STF mantém ex-secretário de Arruda na cadeia

O ministro do Supremo Tribunal Federal (STF) Marco Aurélio Mello negou pedido de habeas-corpus interposto no dia 17 de fevereiro pela defesa do ex-secretário de Comunicação do governo do Distrito Federal (GDF), Wellington Moraes. No dia 11, o Superior Tribunal de Justiça (STJ) expediu mandado de prisão preventiva contra o ex-secretário em razão de seu suposto envolvimento em tentativa de suborno a testemunha do esquema de corrupção conhecido como mensalão do DEM.

Agência Estado |

Os advogados de Moraes solicitavam no pedido que o ex-secretário respondesse em liberdade ao processo criminal pelo crime de aliciamento.

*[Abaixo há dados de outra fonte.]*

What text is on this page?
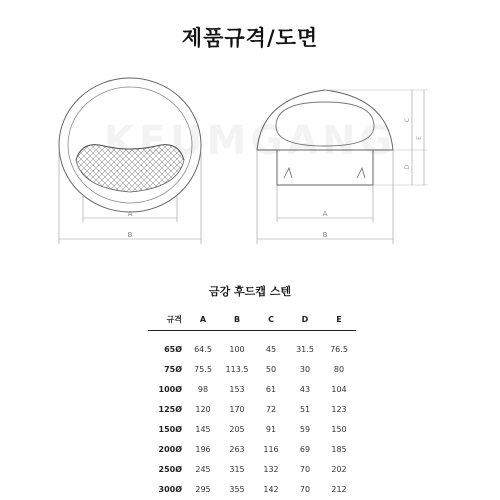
제품규격/도면
A
B
C
D
E
B
A
금강 후드캡 스텐
규격	A	B	C	D	E
65Ø	64.5	100	45	31.5	76.5
75Ø	75.5	113.5	50	30	80
100Ø	98	153	61	43	104
125Ø	120	170	72	51	123
150Ø	145	205	91	59	150
200Ø	196	263	116	69	185
250Ø	245	315	132	70	202
300Ø	295	355	142	70	212
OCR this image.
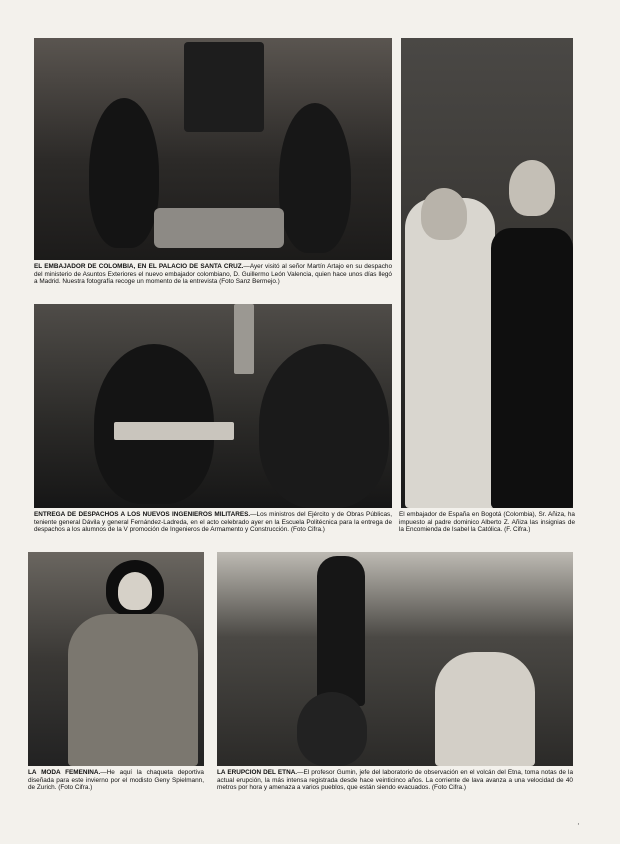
EL EMBAJADOR DE COLOMBIA, EN EL PALACIO DE SANTA CRUZ.—Ayer visitó al señor Martín Artajo en su despacho del ministerio de Asuntos Exteriores el nuevo embajador colombiano, D. Guillermo León Valencia, quien hace unos días llegó a Madrid. Nuestra fotografía recoge un momento de la entrevista (Foto Sanz Bermejo.)
ENTREGA DE DESPACHOS A LOS NUEVOS INGENIEROS MILITARES.—Los ministros del Ejército y de Obras Públicas, teniente general Dávila y general Fernández-Ladreda, en el acto celebrado ayer en la Escuela Politécnica para la entrega de despachos a los alumnos de la V promoción de Ingenieros de Armamento y Construcción. (Foto Cifra.)
El embajador de España en Bogotá (Colombia), Sr. Añiza, ha impuesto al padre dominico Alberto Z. Añiza las insignias de la Encomienda de Isabel la Católica. (F. Cifra.)
LA MODA FEMENINA.—He aquí la chaqueta deportiva diseñada para este invierno por el modisto Geny Spielmann, de Zurich. (Foto Cifra.)
LA ERUPCIÓN DEL ETNA.—El profesor Gumin, jefe del laboratorio de observación en el volcán del Etna, toma notas de la actual erupción, la más intensa registrada desde hace veinticinco años. La corriente de lava avanza a una velocidad de 40 metros por hora y amenaza a varios pueblos, que están siendo evacuados. (Foto Cifra.)
·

Na decisão divulgada hoje, Mello destacou o depoimento de Antônio Bento da Silva, ex-funcionário do Metrô de Brasília e preso também em fevereiro por suposta participação na tentativa de suborno ao jornalista Edson dos Santos, o Sombra. "O depoimento aponta que o paciente teria sido intermediário, visando a corromper a testemunha e a obter declaração falsa", destacou na decisão.

De acordo com o Ministério Público Federal (MPF), Silva, Moraes e mais três suspeitos teriam mediado a entrega de R$ 200 mil a Sombra para que o jornalista dissesse à PF que teriam sido manipuladas gravações em vídeo nas quais deputados distritais, secretários de governo e o governador licenciado José Roberto Arruda (ex-DEM) aparecem recebendo maços de dinheiro.

Na petição entregue à Justiça, a defesa alegava que a prisão do ex-secretário é "ilegal" e "desnecessária". Os advogados do ex-secretário lembraram ainda que Moraes não é citado no inquérito do STJ que apura a tentativa de suborno. O ministro Marco Aurélio Mello rejeitou o argumento da defesa, sob a alegação de que o depoimento de Antônio Bento da Silva pode ser tomado como uma prova do crime. "Deve-se considerar os depoimentos colhidos quando da prisão em flagrante de Antônio Bento da Silva", ressaltou. O ministro afirmou ainda que valeu-se de trechos de depoimentos que revelaram que Moraes teria sido o segundo interlocutor que visava corromper a testemunha para obter uma declaração falsa.

No dia 23 de fevereiro, o ministro Mello negou pedido de habeas-corpus para outro envolvido na suposta tentativa de suborno a Sombra. A defesa do jornalista e ex-deputado distrital Geraldo Naves Filho (DEM-DF) solicitou a liberdade do parlamentar, a revogação da ordem de prisão do STJ e o arquivamento do inquérito movido contra o parlamentar. O MPF acusa Naves de tentar obstruir as investigações da Polícia Federal (PF). O parlamentar teria entregado um bilhete, cuja autoria seria do governador Arruda, para Sombra, com detalhes sobre o dinheiro que seria pago à testemunha para que o ex-deputado distrital mudasse o seu depoimento. Em sua decisão, o ministro ressaltou que há um elo "inafastável" entre Naves e a suposta tentativa de suborno.